Par Samuel
La visite au professeur Bergamotte est un des épisodes les plus captivants, question atmosphère et suspense, des aventures de Tintin. Mais tout l’album baigne dans l’inquiétante ambiance de malédiction. Aussi ouvre-t-on avec impatience ce qui a été présenté comme « une première version quasiment inédite de l’album Les sept boules de cristal ».
On la referme avec le sentiment d’avoir été victime de Rascar Larnac.
Entre la version noir et blanc parue en épisodes dans le journal Le Soir en 1943-1944 et la version de l’album parue en 1948, les différences sont minimes.

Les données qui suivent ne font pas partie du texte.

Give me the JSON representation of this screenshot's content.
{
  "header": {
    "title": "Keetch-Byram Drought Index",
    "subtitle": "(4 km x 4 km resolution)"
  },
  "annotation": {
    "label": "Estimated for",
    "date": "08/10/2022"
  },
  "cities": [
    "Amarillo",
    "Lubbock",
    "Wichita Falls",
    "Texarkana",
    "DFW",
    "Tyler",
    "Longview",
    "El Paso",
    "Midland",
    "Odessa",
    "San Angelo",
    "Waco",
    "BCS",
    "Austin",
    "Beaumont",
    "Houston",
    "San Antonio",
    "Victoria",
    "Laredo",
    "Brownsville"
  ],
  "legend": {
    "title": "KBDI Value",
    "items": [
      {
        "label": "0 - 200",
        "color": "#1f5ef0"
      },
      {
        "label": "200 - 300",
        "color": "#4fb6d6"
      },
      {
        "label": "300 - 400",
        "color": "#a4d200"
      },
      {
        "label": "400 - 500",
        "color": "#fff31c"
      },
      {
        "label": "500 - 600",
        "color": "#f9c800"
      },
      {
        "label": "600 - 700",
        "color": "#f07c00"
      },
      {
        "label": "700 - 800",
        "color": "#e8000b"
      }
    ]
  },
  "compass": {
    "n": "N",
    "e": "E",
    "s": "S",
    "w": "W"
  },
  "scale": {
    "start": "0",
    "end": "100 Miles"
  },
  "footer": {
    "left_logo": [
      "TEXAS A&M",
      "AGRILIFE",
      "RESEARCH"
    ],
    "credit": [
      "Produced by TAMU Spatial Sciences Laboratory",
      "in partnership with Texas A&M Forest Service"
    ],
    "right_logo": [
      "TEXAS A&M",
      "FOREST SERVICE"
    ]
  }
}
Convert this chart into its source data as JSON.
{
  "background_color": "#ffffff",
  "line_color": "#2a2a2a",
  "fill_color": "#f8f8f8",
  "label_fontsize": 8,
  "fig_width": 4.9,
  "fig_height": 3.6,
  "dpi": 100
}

Chaque jour, dans le journal, paraît un strip long ; avec trois de ces strips, Hergé compose une page d’album de quatre strips courts. L’auteur ayant prévu cette adaptation, il n’y aucune modification réelle. Hergé ne redécoupe pas le récit. Pas d’ajout ou de développement dans l’album, il s’agit de suppressions ici ou là, portant sur des points purement anecdotiques. Quelques cases seront agrandies pour développer le décor, par exemple celle qui représente le riche salon de l’ethnographe Marc Charlet, avec ses trophées de chasse et ses œuvres d’art « premier ». Hergé introduira dans l’album quelques très grandes cases, pour donner du relief à certaines scènes : le capitaine Haddock entrant en scène avec une tête de vache ou victime d’une grue dans le port de Saint-Nazaire.
Cela fait peu. Nous ne sommes pas en présence d’une aventure parue en noir et blanc qu’Hergé aurait entièrement redessinée, comme c’était le cas avec les premières aventures. Les tintinophiles seront déçus. Pas les tintinologues, évidemment. Car la bande dessinée, page de droite, est accompagnée d’un commentaire, page de gauche.
Erudition
Philippe Goddin, grand connaisseur d’Hergé et de son œuvre, est allé puiser dans les archives de l’auteur. La civilisation inca a fait l’objet de recherches documentaires, pas toujours rigoureuses. Des croquis montrent qu’Edgar P. Jacobs a posé pour certaines scènes : il est tour à tour Ramon Zarate lançant le couteau, le professeur Bergamotte montrant la momie dans sa vitrine, la momie qui lance la boule de cristal dans le rêve de Tintin, etc. Le professeur Bergamotte ressemble étonnamment au professeur Grossgrabenstein qui apparaît dans Le mystère de la grande pyramide. Ce n’est pas un hasard, les deux personnages eurent le même modèle, l’égyptologue Jean Capart.
Les lecteurs du Soir ne connurent pas la fin de l’histoire des sept boules de cristal. Début septembre 1944, la Libération interrompit le récit à ce qui est la planche 48 de l’album. Hergé connut les tracas de l’Epuration, une quarantaine qui l’éloigna de la publication mais lui permit de se consacrer à la refonte des anciens albums. Les aventures reprendront dans le journal Tintin en 1946.
Casterman et les éditions Moulinsart ont coédité ce volume I de La malédiction de Rascar Capac, le volume II est annoncé pour l’automne : on suivra Tintin jusqu’au Temple du Soleil. « Edition collector ultime ! », disent les éditeurs. C’est exagéré. Répétons-le : seuls les tintinologues goûteront l’intérêt d’un tel album.